“Harry
Potter e i doni della morte Parte II”
Recensione di Carmela Fabbricatore
Capita spesso di guardare film che fanno
parte di una saga più con il cuore che con gli occhi. Ci si affeziona ai
personaggi, ai luoghi, alle storie. La suspense prende il sopravvento e le
domande chiave alla fine di ogni episodio sono “Chi vincerà?” “Come andrà a
finire?”, insieme alle ipotesi più disparate sull’esito felice o meno di
eventuali storie d’amore. Pochi essenziali elementi per creare empatia con il
pubblico, tutti generalmente ruotanti intorno ad una trama complessa ma
avvincente.
La saga è fatta così. Può suscitare un senso di indifferenza totale
nello spettatore, che si sente spesso smarrito e impassibile di fronte alla
storia. O si può venire travolti dalla sua intricata struttura, arrivando ad
amarla. E quando l’epopea si conclude, rimane un senso di nostalgia permanente,
per tutte le emozioni che quella storia ti ha fatto vivere nel corso degli
anni.
Questa settimana la parola fine è stata
usata per una delle saghe più celebri della storia del cinema e della
letteratura: Harry Potter. Sette libri e otto film, che per i primi
instancabili appassionati si traducono in più di dieci anni di sogni e avventure
fantastiche. La seconda parte di Harry
Potter e i doni della morte conclude il ciclo cinematografico delle
peripezie del mago più celebre del mondo. Il film si apre laddove l’avevamo
lasciato, la sabbiosissima spiaggia di Villa conchiglia, dove i protagonisti
hanno appena celebrato un importante e commovente funerale.
Di qui si snodano
tutte le vicende successive, con un ritmo sempre più incalzante e avvincente.
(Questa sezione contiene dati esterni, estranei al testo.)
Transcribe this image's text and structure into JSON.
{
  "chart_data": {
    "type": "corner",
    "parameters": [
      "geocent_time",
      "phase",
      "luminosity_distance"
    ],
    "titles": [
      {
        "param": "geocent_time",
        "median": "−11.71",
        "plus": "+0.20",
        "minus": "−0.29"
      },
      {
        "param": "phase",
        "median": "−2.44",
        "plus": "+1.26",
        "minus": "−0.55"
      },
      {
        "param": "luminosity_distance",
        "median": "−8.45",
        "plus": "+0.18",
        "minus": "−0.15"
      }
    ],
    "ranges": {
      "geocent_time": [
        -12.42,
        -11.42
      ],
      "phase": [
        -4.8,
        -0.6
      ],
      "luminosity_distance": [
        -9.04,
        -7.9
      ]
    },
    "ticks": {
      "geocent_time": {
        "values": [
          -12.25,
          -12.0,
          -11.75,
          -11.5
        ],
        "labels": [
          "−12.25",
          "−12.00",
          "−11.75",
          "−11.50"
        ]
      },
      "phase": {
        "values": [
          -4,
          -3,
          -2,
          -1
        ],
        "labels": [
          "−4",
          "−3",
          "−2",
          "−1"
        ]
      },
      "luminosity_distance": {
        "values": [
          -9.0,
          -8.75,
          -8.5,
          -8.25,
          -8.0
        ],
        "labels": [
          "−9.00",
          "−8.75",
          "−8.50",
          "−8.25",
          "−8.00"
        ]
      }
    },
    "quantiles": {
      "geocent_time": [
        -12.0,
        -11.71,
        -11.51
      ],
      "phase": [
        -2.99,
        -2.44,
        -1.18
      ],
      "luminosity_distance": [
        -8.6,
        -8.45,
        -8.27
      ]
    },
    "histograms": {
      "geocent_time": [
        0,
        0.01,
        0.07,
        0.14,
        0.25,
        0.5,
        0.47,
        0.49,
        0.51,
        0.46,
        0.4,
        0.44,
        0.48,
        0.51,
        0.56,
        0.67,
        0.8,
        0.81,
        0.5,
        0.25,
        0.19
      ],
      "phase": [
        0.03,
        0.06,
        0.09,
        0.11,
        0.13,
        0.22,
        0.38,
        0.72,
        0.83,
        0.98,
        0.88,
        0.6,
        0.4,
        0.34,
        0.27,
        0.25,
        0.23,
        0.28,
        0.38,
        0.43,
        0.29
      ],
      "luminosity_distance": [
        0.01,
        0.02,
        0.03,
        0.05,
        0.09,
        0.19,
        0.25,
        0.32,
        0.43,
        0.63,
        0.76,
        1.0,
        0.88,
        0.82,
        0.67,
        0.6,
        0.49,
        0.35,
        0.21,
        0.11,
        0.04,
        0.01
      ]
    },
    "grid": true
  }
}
Certo, gli errori e i difetti non mancano. Una narrazione macchinosa e
incompleta, un’inespressiva Emma Watson assolutamente non degna del personaggio
che interpreta, un doppiaggio forzato che non rende a pieno il potenziale
recitativo di Daniel Radcliffe, ma soprattutto, la presenza di adattamenti nei
dialoghi e nei dettagli, fatti spudoratamente per accattivare l’attenzione del
“pubblico di massa” e che sacrificano l’anima della storia. Primo tempo non
degno di nota. Errori e dimenticanze permangono anche nel secondo tempo. Scene
epiche di battaglia costruite con quel tipico retrogusto hollywoodiano, capace
di spostare l’attenzione dal messaggio all’azione fine a se stessa. Tuttavia,
appena in sala si spengono le luci dell’intervallo, “l’effetto saga” prende il
sopravvento.
E nonostante tutte le grossolanità evidenti, scorrono le lacrime.
A fiumi. Perché le apparenze ingannano. E quando si scopre che i cattivi non
sono cattivi, che tutto è mosso da un amore puro e supremo, non si può non
abbattere il muro dell’indifferenza e scoppiare in un pianto liberatorio. Merito
anche di una squadra di attori di
vecchia scuola che fanno la differenza. Maggie Smith nei panni della
professoressa McGrannitt, una spanna sopra gli altri, capace di emozionare
anche se ha poche fondamentali battute, grazie ai suoi forti sguardi e alle sue
movenze ponderate. Alan Rickman integerrimo nel suo ruolo di cattivo non
cattivo. Gary Oldman (Sirius Black) che
ti abbatte con uno sguardo da comparsa e Ralph Fiennes (Voldemort), capace di
farsi odiare alla follia anche se lo hai terribilmente amato quando era solo un
paziente inglese. Stesso discorso per la malefica Hélèna Bonham Carter
(Bellatrix Lestrange), trasformista come poche della sua generazione.
Tra le scene che rimarranno nei cuori, i
sette minuti dedicati a colui che pensavamo essere il traditore per eccellenza
(Severus Piton) o la candida King’s Cross, tutta bianca e silenziosa, ambiente
perfetto ed accogliente per riflessioni profonde e filosofiche.
La citazione di mezzo minuto di Harry Potter e la pietra filosofale, che
ci scaraventa addosso tutto il peso del tempo trascorso, chiude il cerchio tra
passato e presente. E il futuro? Ci penserà la scena finale, quei 19 anni dopo,
dove tutto sembra finire, ma dove in realtà tutto ricomincia. Nuovi undicenni,
nuova Hogwarts, nuove avventure. Il ciclo della vita, riassunto in sette libri.
Questa è la vera magia di Harry Potter. E se ne accorgeranno anche i
detrattori, quando leggeranno quelle storie ai loro figli.